I downloaded this morning. I think it may be a tad faster but I didn't have many speed issues with the last version. I do like the little add-a-new-tab tab on the tab bar although I usually use the keyboard shortcut. Other family members will use it more. I also like being able to drag a tab out into a new window. Those are my first impressions.

Hope some of my add-ons get updated quickly -- especially Accessibar and my Classic Compact theme.

Posted by: Eremita1 | June 30, 2009 6:19 PM | Report abuse

Well I downloaded it (OS-X 10.5.7) and it doesn't work. It displays but the preferences aren't recognized and other features won't close when opened. Anyone know how to uninstall it or revert to 3.4?

Posted by: wsrphoto | June 30, 2009 9:53 PM | Report abuse

Followup to previous post. I put FF 3.0.11 (last official version) back and everything works fine. Mozilla has some homework to do with OS-X 10.5.7. This is unusual for them as past updates haven't had problems. But FF 3.5 has serious problems.

Posted by: wsrphoto | July 1, 2009 10:12 AM | Report abuse

Definitely renders javascript faster. With my first hour of use, I've definitely noticed an increase in page loading speeds. Very snappy.
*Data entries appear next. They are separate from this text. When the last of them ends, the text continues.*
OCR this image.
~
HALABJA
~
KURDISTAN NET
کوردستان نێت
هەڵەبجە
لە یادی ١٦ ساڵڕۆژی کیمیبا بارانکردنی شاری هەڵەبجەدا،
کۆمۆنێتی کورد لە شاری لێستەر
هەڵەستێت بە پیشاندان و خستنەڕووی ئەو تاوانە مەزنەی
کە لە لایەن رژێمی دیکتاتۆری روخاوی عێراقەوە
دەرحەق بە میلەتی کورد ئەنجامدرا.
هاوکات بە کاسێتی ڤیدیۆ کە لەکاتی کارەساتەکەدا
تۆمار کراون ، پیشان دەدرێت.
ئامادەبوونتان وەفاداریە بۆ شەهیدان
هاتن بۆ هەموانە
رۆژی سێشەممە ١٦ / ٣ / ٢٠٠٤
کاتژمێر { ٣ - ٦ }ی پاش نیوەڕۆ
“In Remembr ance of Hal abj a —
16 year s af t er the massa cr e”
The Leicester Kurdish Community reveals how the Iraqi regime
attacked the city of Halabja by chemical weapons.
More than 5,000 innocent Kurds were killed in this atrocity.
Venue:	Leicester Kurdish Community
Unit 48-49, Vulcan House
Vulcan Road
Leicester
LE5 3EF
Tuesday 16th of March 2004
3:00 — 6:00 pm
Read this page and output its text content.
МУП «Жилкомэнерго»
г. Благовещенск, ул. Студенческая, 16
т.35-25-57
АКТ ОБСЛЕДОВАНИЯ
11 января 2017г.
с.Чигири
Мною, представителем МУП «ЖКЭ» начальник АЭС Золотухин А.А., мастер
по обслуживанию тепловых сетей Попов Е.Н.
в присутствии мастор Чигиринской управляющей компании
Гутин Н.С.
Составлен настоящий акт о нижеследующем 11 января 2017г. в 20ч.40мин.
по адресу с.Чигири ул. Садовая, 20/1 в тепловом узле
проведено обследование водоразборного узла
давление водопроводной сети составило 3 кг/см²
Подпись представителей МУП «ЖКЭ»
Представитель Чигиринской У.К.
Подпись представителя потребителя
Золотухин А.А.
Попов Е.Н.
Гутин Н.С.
Posted by: thiazzi | July 1, 2009 10:12 AM | Report abuse

Sorry, I quit.

I was having crash problems with 3.0.10 and .11. I purged the system all the way through to a manual Registry edit. I did a new profile. Th problem did not go away.

I installed 3.5 ans the *first thing* it did was crash. So, sorry, afrer a nice few years, it is gone.

Posted by: mitrich | July 1, 2009 1:39 PM | Report abuse

Great browser ! This new version seems identical to 3.5 RC2, which presumably means that no stoppers were found in the latter. It's quicker than its predecessors, both the 3.1 betas and the 3.0.11 stable version. If one is using an older version of the Google Toolbar one may encounter problems after updating - these are easily dealt with by uninstalling and then re-installing the Toolbar. Like the Google Toolbar, most important add-ons, such as Adblock plus, NoScript, and Delicious bookmarks, work very well, so long as one has the latest, compatible versions installed. All in all, a great job - kudos to the Mozilla developers !...

Henri

Posted by: mhenriday | July 1, 2009 6:25 PM | Report abuse

I downloaded it this weekend to my 2 year-old Gateway laptop running Vista Pro. I think 3.5 may be faster but I didn't have many speed issues with the last version. I do like the add-a-new-tab button on the tab bar, although I used to use the keyboard shortcut, CTRL-T. HOWEVER, I downloaded and installed 3.5 on my wife's laptop, brand new Toshiba running Vista Home ed., and then 3.5 failed to start up. Finally uninstalled it and resintalled 3.1 and that version works fine now. Don't know why 3.5 didn't work but it was very frustrating for a little while.